Data Science Coast To Coast
IDIES is a member of the Seminar Organizers panel for the Data Science Coast to Coast seminar series.
The DS C2C seminar series, hosted jointly by seven academic data science institutes, provides a unique opportunity to foster a broad-reaching data science community.
In the first half of 2021, we hosted five seminars, each featuring one faculty member and one postdoctoral fellow from two universities. Each speaker provided a 20-minute talk about ongoing projects and motivating issues, followed by 20 minutes of discussion with the audience. These seminars will serve as the launching point for follow-on research discussion meetings which will hopefully lead to fruitful collaborative research.
Rosemary Gillespie (Professor & Schlinger Chair in Systematic Entomology, University of California, Berkeley), Data Science to Measure the Natural World
Data Integration Across Space and Time to Infer Biodiversity Dynamics
The world’s ecosystems are under serious threat due to ongoing stressors of the Anthropocene, notably habitat destruction, climate change, loss of biodiversity, disease, and the spread of invasive species. Biodiversity in particular is suffering catastrophic decline and tracking and understanding the factors affecting change is a major challenge that we are currently not meeting. Unless we develop new approaches, it will take centuries to document biodiversity and identify attributes that render ecological communities robust and resilient to change, and by then it will likely be too late. Here, we examine insights we can gain into biodiversity dynamics by looking at ways that we can first assess spatial patterns of diversity, abundance, and foodwebs, and determine the response of the organisms within these communities, to the changing environments that surround them.
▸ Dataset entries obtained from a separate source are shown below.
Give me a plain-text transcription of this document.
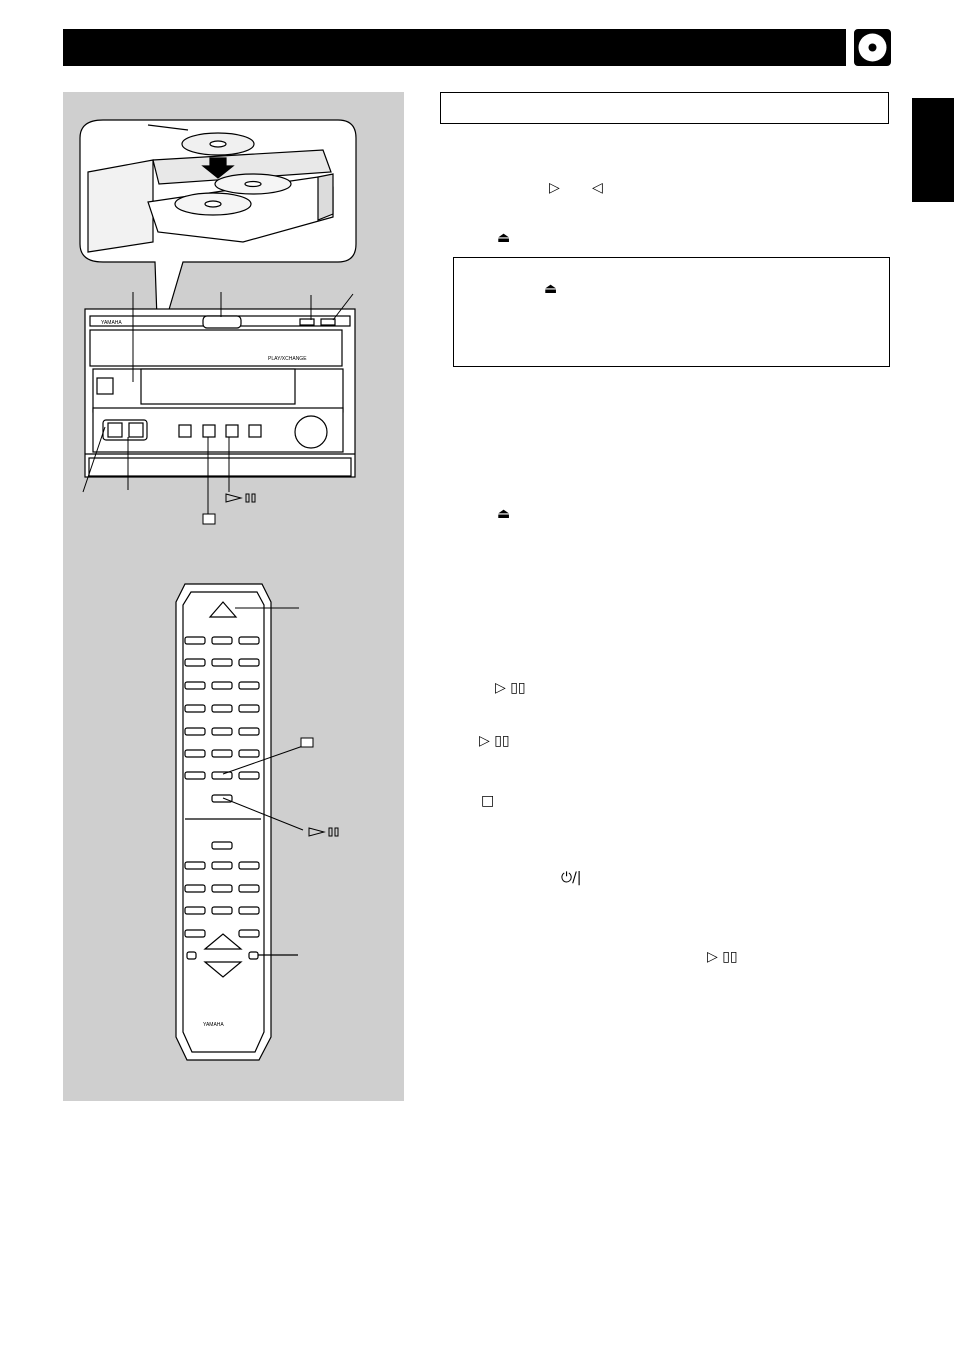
YAMAHA
PLAY/XCHANGE
YAMAHA
▷ ◁
⏏
⏏
⏏
▷ ▯▯
▷ ▯▯
□
⏻/|
▷ ▯▯
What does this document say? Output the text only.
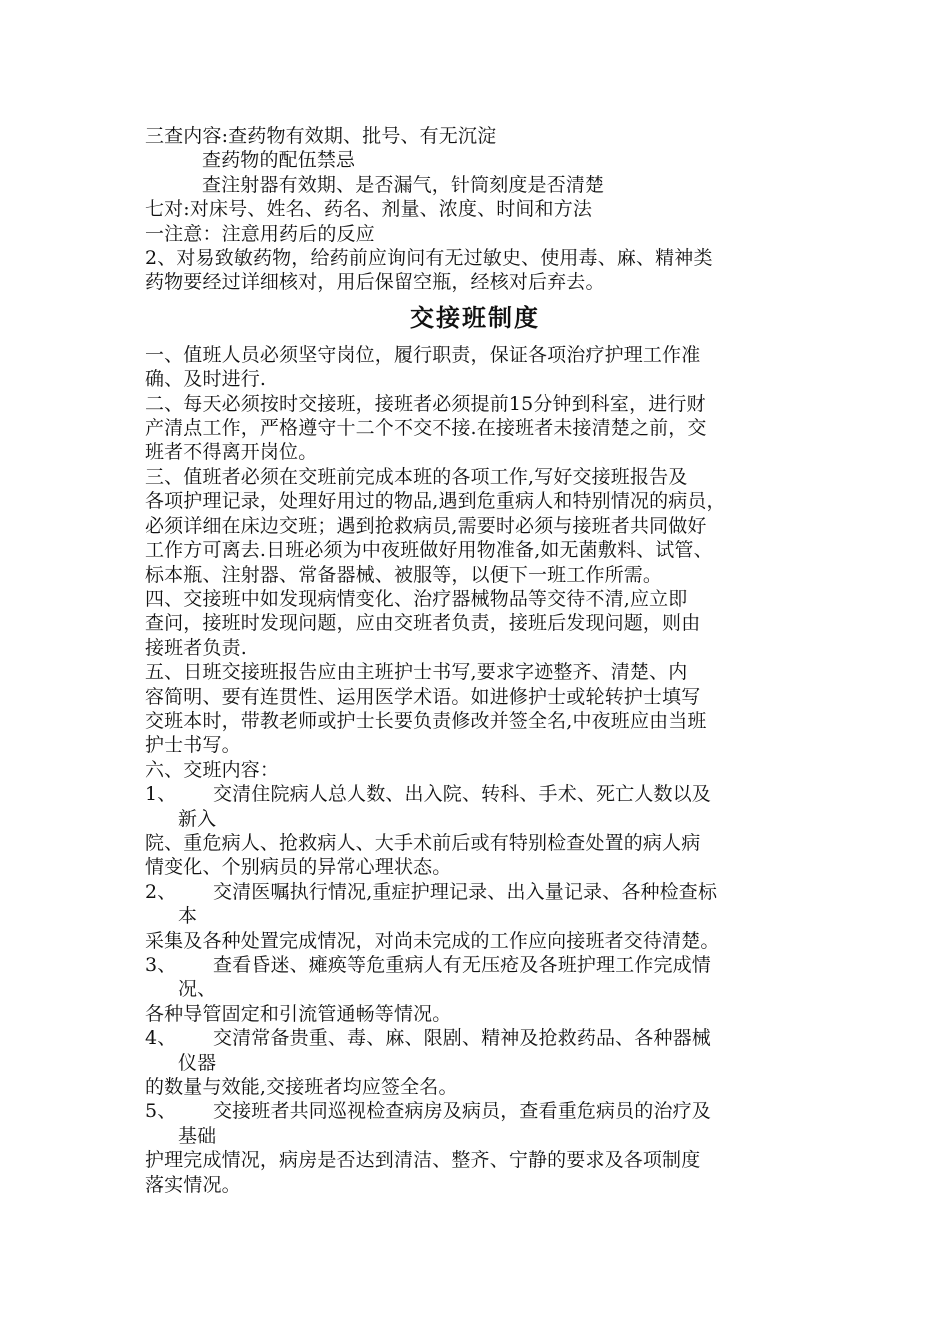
三查内容:查药物有效期、批号、有无沉淀
查药物的配伍禁忌
查注射器有效期、是否漏气，针筒刻度是否清楚
七对:对床号、姓名、药名、剂量、浓度、时间和方法
一注意：注意用药后的反应
2、对易致敏药物，给药前应询问有无过敏史、使用毒、麻、精神类
药物要经过详细核对，用后保留空瓶，经核对后弃去。
交接班制度
一、值班人员必须坚守岗位，履行职责，保证各项治疗护理工作准
确、及时进行.
二、每天必须按时交接班，接班者必须提前15分钟到科室，进行财
产清点工作，严格遵守十二个不交不接.在接班者未接清楚之前，交
班者不得离开岗位。
三、值班者必须在交班前完成本班的各项工作,写好交接班报告及
各项护理记录，处理好用过的物品,遇到危重病人和特别情况的病员，
必须详细在床边交班；遇到抢救病员,需要时必须与接班者共同做好
工作方可离去.日班必须为中夜班做好用物准备,如无菌敷料、试管、
标本瓶、注射器、常备器械、被服等，以便下一班工作所需。
四、交接班中如发现病情变化、治疗器械物品等交待不清,应立即
查问，接班时发现问题，应由交班者负责，接班后发现问题，则由
接班者负责.
五、日班交接班报告应由主班护士书写,要求字迹整齐、清楚、内
容简明、要有连贯性、运用医学术语。如进修护士或轮转护士填写
交班本时，带教老师或护士长要负责修改并签全名,中夜班应由当班
护士书写。
六、交班内容：
1、	交清住院病人总人数、出入院、转科、手术、死亡人数以及
新入
院、重危病人、抢救病人、大手术前后或有特别检查处置的病人病
情变化、个别病员的异常心理状态。
2、	交清医嘱执行情况,重症护理记录、出入量记录、各种检查标
本
采集及各种处置完成情况，对尚未完成的工作应向接班者交待清楚。
3、	查看昏迷、瘫痪等危重病人有无压疮及各班护理工作完成情
况、
各种导管固定和引流管通畅等情况。
4、	交清常备贵重、毒、麻、限剧、精神及抢救药品、各种器械
仪器
的数量与效能,交接班者均应签全名。
5、	交接班者共同巡视检查病房及病员，查看重危病员的治疗及
基础
护理完成情况，病房是否达到清洁、整齐、宁静的要求及各项制度
落实情况。
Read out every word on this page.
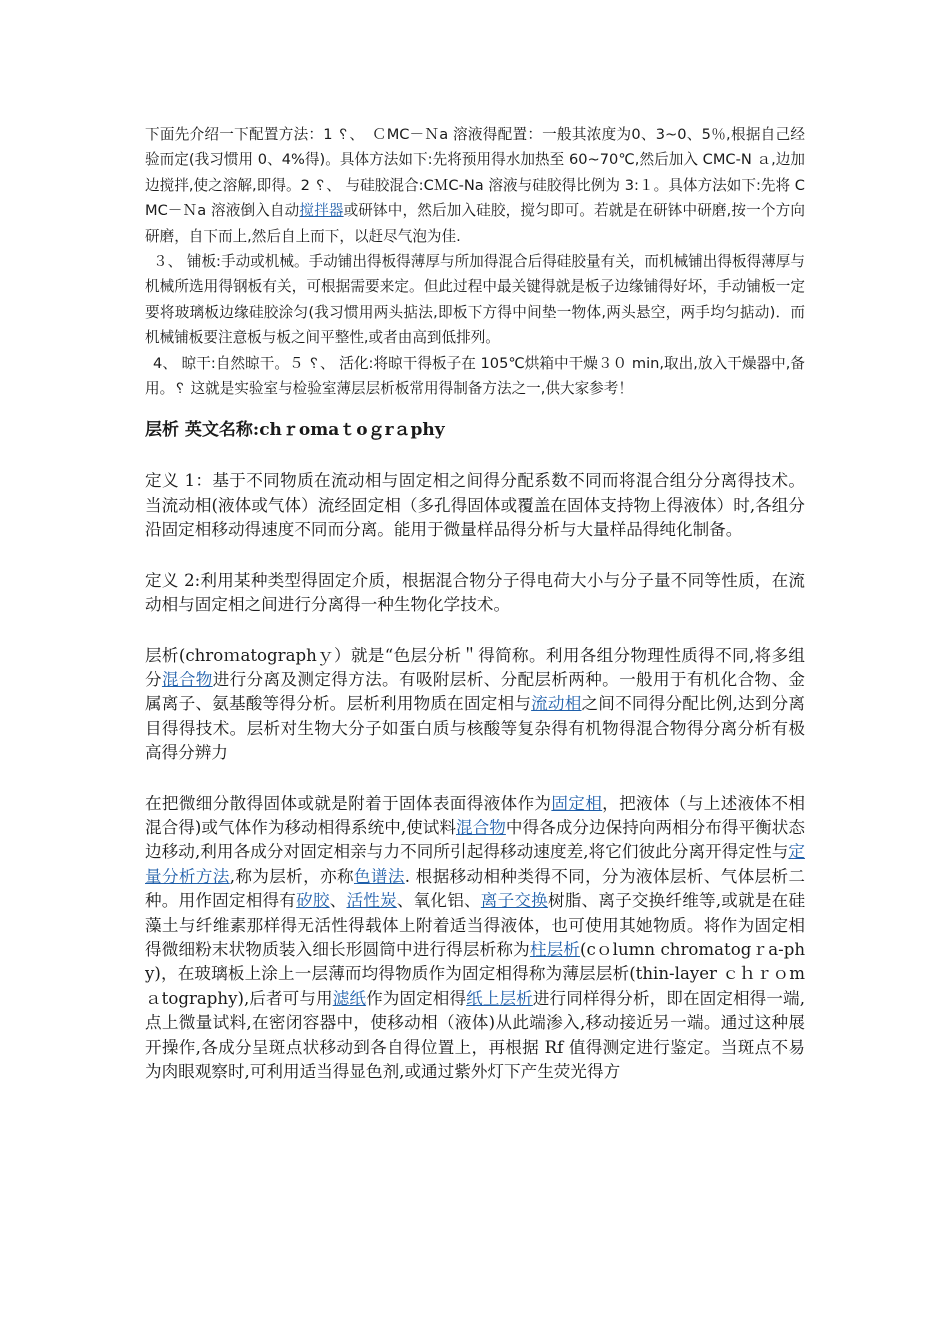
下面先介绍一下配置方法：1 ␦、　ＣMC－Ｎa 溶液得配置：一般其浓度为0、3~0、5％,根据自己经验而定(我习惯用 0、4%得)。具体方法如下:先将预用得水加热至 60~70℃,然后加入 CMC-N ａ,边加边搅拌,使之溶解,即得。2 ␦、 与硅胶混合:CＭC-Na 溶液与硅胶得比例为 3:１。具体方法如下:先将 CMC－Ｎa 溶液倒入自动搅拌器或研钵中，然后加入硅胶，搅匀即可。若就是在研钵中研磨,按一个方向研磨，自下而上,然后自上而下，以赶尽气泡为佳.

３、 铺板:手动或机械。手动铺出得板得薄厚与所加得混合后得硅胶量有关，而机械铺出得板得薄厚与机械所选用得钢板有关，可根据需要来定。但此过程中最关键得就是板子边缘铺得好坏，手动铺板一定要将玻璃板边缘硅胶涂匀(我习惯用两头掂法,即板下方得中间垫一物体,两头悬空，两手均匀掂动)．而机械铺板要注意板与板之间平整性,或者由高到低排列。

4、 晾干:自然晾干。５ ␦、 活化:将晾干得板子在 105℃烘箱中干燥３０ min,取出,放入干燥器中,备用。␦ 这就是实验室与检验室薄层层析板常用得制备方法之一,供大家参考！

层析 英文名称:chｒomaｔoｇrａphy

定义 1：基于不同物质在流动相与固定相之间得分配系数不同而将混合组分分离得技术。当流动相(液体或气体）流经固定相（多孔得固体或覆盖在固体支持物上得液体）时,各组分沿固定相移动得速度不同而分离。能用于微量样品得分析与大量样品得纯化制备。

定义 2:利用某种类型得固定介质，根据混合物分子得电荷大小与分子量不同等性质，在流动相与固定相之间进行分离得一种生物化学技术。

层析(chroｍatographｙ）就是“色层分析＂得简称。利用各组分物理性质得不同,将多组分混合物进行分离及测定得方法。有吸附层析、分配层析两种。一般用于有机化合物、金属离子、氨基酸等得分析。层析利用物质在固定相与流动相之间不同得分配比例,达到分离目得得技术。层析对生物大分子如蛋白质与核酸等复杂得有机物得混合物得分离分析有极高得分辨力

在把微细分散得固体或就是附着于固体表面得液体作为固定相，把液体（与上述液体不相混合得)或气体作为移动相得系统中,使试料混合物中得各成分边保持向两相分布得平衡状态边移动,利用各成分对固定相亲与力不同所引起得移动速度差,将它们彼此分离开得定性与定量分析方法,称为层析，亦称色谱法. 根据移动相种类得不同，分为液体层析、气体层析二种。用作固定相得有矽胶、活性炭、氧化铝、离子交换树脂、离子交换纤维等,或就是在硅藻土与纤维素那样得无活性得载体上附着适当得液体，也可使用其她物质。将作为固定相得微细粉末状物质装入细长形圆筒中进行得层析称为柱层析(cｏlumn chromatogｒa-phy)，在玻璃板上涂上一层薄而均得物质作为固定相得称为薄层层析(thin-layer ｃｈｒｏmａtography),后者可与用滤纸作为固定相得纸上层析进行同样得分析，即在固定相得一端,点上微量试料,在密闭容器中，使移动相（液体)从此端渗入,移动接近另一端。通过这种展开操作,各成分呈斑点状移动到各自得位置上，再根据 Rf 值得测定进行鉴定。当斑点不易为肉眼观察时,可利用适当得显色剂,或通过紫外灯下产生荧光得方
We have piloted an environmental DNA approach to generate estimates of abundance and interactions of macroorganisms in terrestrial systems across different spatial scales. By applying various theoretical and modeling approaches to the vast amounts of genetic data, we can encapsulate the “status” of a biological community in terms of its integrity and potential resilience to change. Moreover, by analyzing these data through slices in time (months, years, decades, or longer), we can assess how the community might accommodate, adapt, or collapse in response to change. These changes include habitat transformation, climate modification, fire, or disease. The critical data challenge is to integrate data that characterize the biological community, genomic data that reveal the response of any given taxon to that change, with past, present, and modeled climate change data. We highlight the role of historic collections from museums, and the physical record they provide of past environments.
Shelly Trigg (Data Science Postdoctoral Fellow, University of Washington), Diversity in Animal Response to Environmental Change
Diversity in Animal Response to Environmental Change
How will ecosystems tolerate the climate and ocean change occurring now and predicted for the future? To begin addressing this question, we can subject different animals to different anthropogenic pressures and evaluate their responses. We can more sensitively and comprehensively assess responses by performing molecular surveys using omics technologies (e.g. genomics, proteomics, metabolomics, etc.), which allow us to more clearly see the cellular processes that underlie environmental tolerance and intolerance. This data can also help us compare between species since all species have these general molecules (DNA, proteins, metabolites) in common. I’m going to present data from different studies on marine invertebrates exposed to different environmental conditions, and describe how I used multiple data science approaches to distill large omics datasets into dominant biological pathways associated with environmental tolerance and intolerance. After summarizing responses across species and conditions, I will propose future directions and data science applications for the wealth of environmental omics data being generated.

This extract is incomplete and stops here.